Meta-Analysis on the Interaction between Aspirin Dose and Body Weight
The fourth study was a meta-analysis, which combines and evaluates the results from multiple studies. This analysis looked at the results from nine studies involving nearly 103,000 patients (but did not include any of the results from the three studies above). The purpose of the analysis was to decide if aspirin dosing should be different for heavier people compared to people with lower body weights. The authors found that only patients weighing less than 70 kg (154 lbs) benefited from a daily dose of aspirin of 70-100 mg. This benefit (prevention of a heart attack or stroke) decreases as the weight of the patient increases. Patients weighing 70 kg or more benefited from daily doses of aspirin greater than or equal to 300 mg. Patients with lower body weights did not benefit from this higher dose of aspirin in general. Of note, these nine studies did not set out to research an association between body weight and aspirin dose, so results from this analysis should be interpreted with caution.

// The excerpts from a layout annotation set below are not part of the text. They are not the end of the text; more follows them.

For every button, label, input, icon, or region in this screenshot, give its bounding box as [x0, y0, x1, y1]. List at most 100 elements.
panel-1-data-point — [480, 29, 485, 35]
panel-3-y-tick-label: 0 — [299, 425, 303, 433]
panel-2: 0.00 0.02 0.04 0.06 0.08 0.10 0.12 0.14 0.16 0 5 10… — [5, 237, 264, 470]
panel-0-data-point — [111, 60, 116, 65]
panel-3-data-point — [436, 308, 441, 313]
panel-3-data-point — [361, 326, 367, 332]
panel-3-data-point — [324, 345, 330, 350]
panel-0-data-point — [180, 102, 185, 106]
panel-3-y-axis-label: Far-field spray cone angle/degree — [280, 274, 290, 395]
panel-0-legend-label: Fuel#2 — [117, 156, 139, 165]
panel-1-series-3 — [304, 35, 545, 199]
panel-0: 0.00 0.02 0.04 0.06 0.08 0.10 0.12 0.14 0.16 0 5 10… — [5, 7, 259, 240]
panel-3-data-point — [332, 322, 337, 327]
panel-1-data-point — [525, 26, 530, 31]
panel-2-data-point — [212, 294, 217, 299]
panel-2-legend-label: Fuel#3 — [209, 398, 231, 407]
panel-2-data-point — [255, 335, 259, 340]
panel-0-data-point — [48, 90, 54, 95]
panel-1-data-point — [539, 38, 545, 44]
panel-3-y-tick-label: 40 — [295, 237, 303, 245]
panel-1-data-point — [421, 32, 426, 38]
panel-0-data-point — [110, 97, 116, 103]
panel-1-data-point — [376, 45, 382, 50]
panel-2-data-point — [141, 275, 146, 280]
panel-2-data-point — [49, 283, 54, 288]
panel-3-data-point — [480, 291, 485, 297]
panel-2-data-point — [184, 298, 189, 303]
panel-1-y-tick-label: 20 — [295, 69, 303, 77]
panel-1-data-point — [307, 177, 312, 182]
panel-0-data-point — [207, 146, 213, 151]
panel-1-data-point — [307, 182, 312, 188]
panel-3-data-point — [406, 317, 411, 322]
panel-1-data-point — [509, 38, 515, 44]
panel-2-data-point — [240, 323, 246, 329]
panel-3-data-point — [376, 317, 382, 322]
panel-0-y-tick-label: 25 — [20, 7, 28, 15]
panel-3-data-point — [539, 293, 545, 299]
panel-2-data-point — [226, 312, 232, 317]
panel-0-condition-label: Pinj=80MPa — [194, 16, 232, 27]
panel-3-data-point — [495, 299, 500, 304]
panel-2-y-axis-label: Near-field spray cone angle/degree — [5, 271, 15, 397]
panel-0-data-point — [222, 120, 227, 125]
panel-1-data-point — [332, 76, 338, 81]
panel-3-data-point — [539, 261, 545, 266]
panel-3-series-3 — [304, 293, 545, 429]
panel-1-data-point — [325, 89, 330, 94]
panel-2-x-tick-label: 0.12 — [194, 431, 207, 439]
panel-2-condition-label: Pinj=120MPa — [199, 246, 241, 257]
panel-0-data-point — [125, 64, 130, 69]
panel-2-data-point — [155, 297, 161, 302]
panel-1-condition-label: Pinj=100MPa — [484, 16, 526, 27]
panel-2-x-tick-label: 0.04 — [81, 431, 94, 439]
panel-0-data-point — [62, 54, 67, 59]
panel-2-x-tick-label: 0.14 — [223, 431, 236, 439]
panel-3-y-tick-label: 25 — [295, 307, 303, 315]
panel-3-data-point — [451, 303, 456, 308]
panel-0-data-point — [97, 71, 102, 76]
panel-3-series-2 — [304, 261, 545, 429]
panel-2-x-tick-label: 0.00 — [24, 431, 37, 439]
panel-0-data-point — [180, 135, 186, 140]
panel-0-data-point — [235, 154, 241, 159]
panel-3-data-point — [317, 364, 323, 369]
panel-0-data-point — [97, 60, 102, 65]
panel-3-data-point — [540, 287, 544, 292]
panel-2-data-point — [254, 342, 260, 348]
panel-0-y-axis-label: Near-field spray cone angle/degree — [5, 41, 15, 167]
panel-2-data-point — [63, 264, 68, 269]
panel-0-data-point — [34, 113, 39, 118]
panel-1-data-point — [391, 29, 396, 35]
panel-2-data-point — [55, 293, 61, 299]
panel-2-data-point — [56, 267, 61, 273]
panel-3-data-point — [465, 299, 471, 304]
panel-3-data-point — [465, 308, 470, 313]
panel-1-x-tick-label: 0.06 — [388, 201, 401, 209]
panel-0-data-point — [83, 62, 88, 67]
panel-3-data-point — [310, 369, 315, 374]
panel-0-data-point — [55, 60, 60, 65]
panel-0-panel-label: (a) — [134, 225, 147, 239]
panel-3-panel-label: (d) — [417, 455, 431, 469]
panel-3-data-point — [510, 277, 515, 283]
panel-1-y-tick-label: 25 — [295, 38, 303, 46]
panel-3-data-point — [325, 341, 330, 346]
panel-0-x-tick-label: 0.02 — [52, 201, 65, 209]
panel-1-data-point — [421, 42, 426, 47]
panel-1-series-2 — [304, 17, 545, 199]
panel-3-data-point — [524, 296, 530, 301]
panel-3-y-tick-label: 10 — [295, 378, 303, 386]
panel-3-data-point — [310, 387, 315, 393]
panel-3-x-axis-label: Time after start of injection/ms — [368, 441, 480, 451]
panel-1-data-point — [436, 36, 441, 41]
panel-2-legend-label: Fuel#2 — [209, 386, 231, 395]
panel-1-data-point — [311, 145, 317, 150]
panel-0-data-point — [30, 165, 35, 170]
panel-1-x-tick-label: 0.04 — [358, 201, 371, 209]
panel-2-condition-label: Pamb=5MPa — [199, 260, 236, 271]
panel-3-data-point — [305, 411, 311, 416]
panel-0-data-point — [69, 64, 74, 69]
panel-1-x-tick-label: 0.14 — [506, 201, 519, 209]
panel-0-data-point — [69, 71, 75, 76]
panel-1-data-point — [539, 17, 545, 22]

Although aspirin can prevent cardiovascular events in some patients, these studies show that it comes at a cost in terms of risk of bleeding. Some patients might fear heart attacks and strokes more than bleeding, but some patients might worry more about bleeding. The choice to use aspirin or not must be a joint decision made by a patient and their doctor, using scientific information as well as personal preferences.
- In diabetic people without cardiovascular disease, the overall benefits of aspirin is low to moderate.
- In people at moderate risk of developing a cardiovascular disease, but without diabetes, aspirin doesn’t seem to protect people from a first cardiovascular problem.
- In people at least 65 to 70 years old without cardiovascular disease, aspirin does not protect against death, dementia, or persistent disability, and neither does it protect from heart attacks or strokes, but it increases the risk of bleeding.
- The effectiveness of low-dose (70-100 mg) and high-dose aspirin (at least 300 mg) to prevent cardiovascular complications has not been researched in a study specifically designed for this purpose, particularly in patients who have experienced previous heart attacks or strokes. It is expected that benefits of aspirin are higher for this group versus patients who have not experienced these events.
- A relationship between weight and aspirin dose may exist, but a future study designed specifically to research this association is needed.
- ADAPTABLE is the largest study comparing two doses of aspirin in patients who have cardiovascular disease. This is a different population than the recent studies, which was comprised of study participants with no known heart disease.
- The benefit of aspirin to prevent future events in people who have heart disease is established, but the optimal dose is not known. Results from ADAPTABLE will provide information to help doctors and patients answer this question.